KEYSTONE DEAL FAILS TO DELIVER
On Saturday, the Senate made a deal to protect American families by safeguarding the payroll tax cut for another couple of months – but only after Senate Republicans won a provision to force President Obama to decide whether to approve the Keystone XL pipeline almost a year before all the research into its safety is complete. But not even that giveaway was enough to satisfy House Republicans who refuse to support the compromise and continue to press for more negotiations.

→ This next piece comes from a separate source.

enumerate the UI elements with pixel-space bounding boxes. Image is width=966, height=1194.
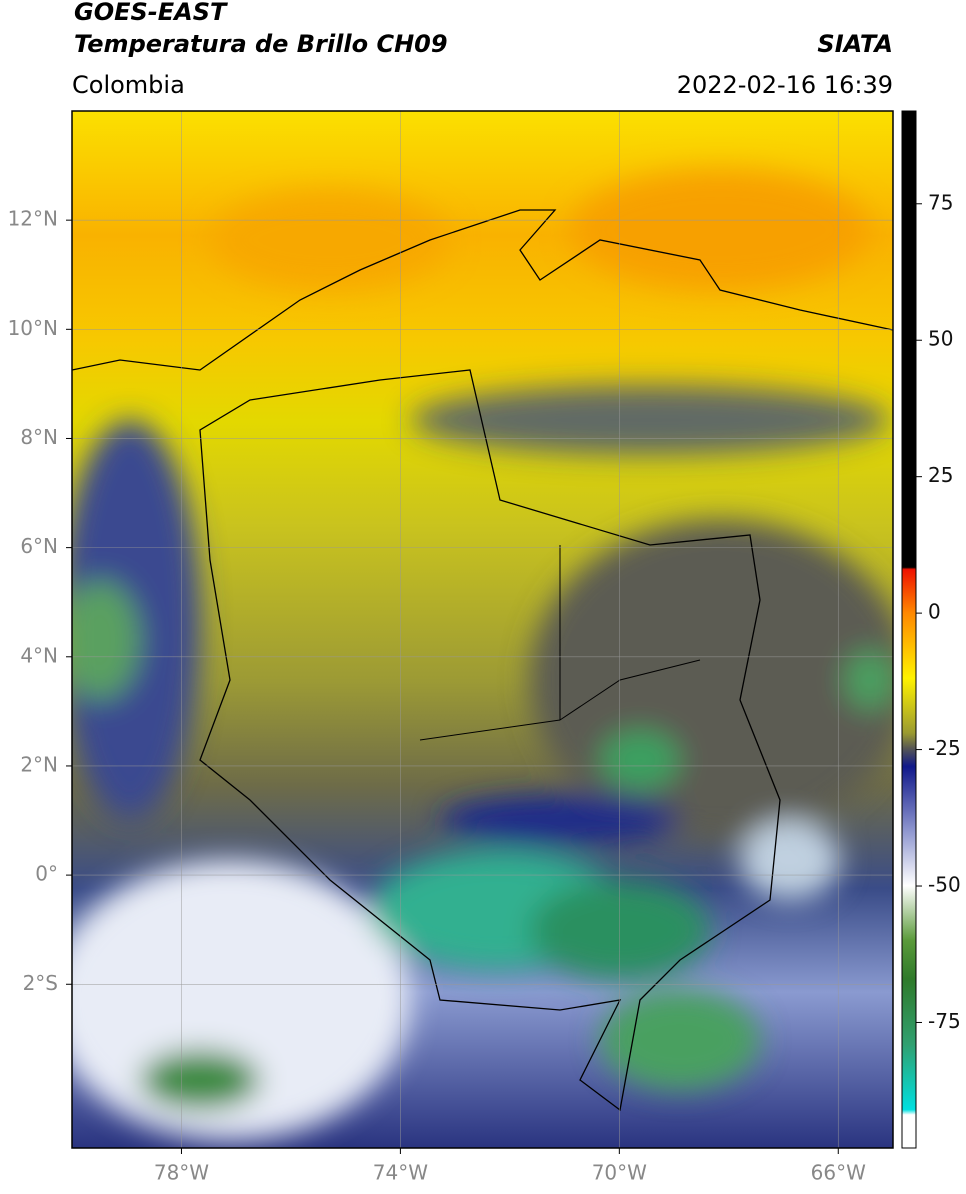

SAVING INDUSTRY AND THE SAGE GROUSE
The Interior Department convened a meeting with Wyoming Governor Matt Mead, praising Wyoming’s approach to protect core habitat for the sage grouse. The prairie bird once numbered at 16 million now has a population of 500,000 – half of which live in Wyoming. Interior is looking to take the approach west wide in hopes of staving off a listing under the Endangered Species Act. The approach is critical for facilitating future energy development and saving the sage grouse.
DID YOU KNOW?
KEYSTONE – A NET LOSER OF JOBS
There is no shortage of controversy surrounding the Keystone XL pipeline, including whether the project actually creates jobs. According to a Cornell University Global Labor Institute report, industry job projections have been shoddy at best and there would actually be job losses due to “additional fuel costs in the Midwest, pipeline spills, pollution and the rising costs of climate change. Even one year of fuel price increases as a result of Keystone XL could cancel out some or all of the jobs created by the project.”
BIG OIL’S RETURN ON INVESTMENT
Needless to say, it was a big year for Big Oil. Not only did companies rake in record profits topping $101 billion in the first three quarters of the year, they continue to receive $15 billion in Americans tax dollars through government handouts. The industry spent big bucks to protect their taxpayer-funded handouts and contributed about $6.3 million to members of the House and Senate. Despite White House efforts to end corporate welfare to oil companies and use the savings to help close the deficit, Congress preserved $78 billion in subsidies for oil and gas companies over the next five years.
Will House Republicans actually hold-up a Senate Republican victory for Big Oil and the Keystone XL pipeline provision all for political posturing? We’ll find out this week.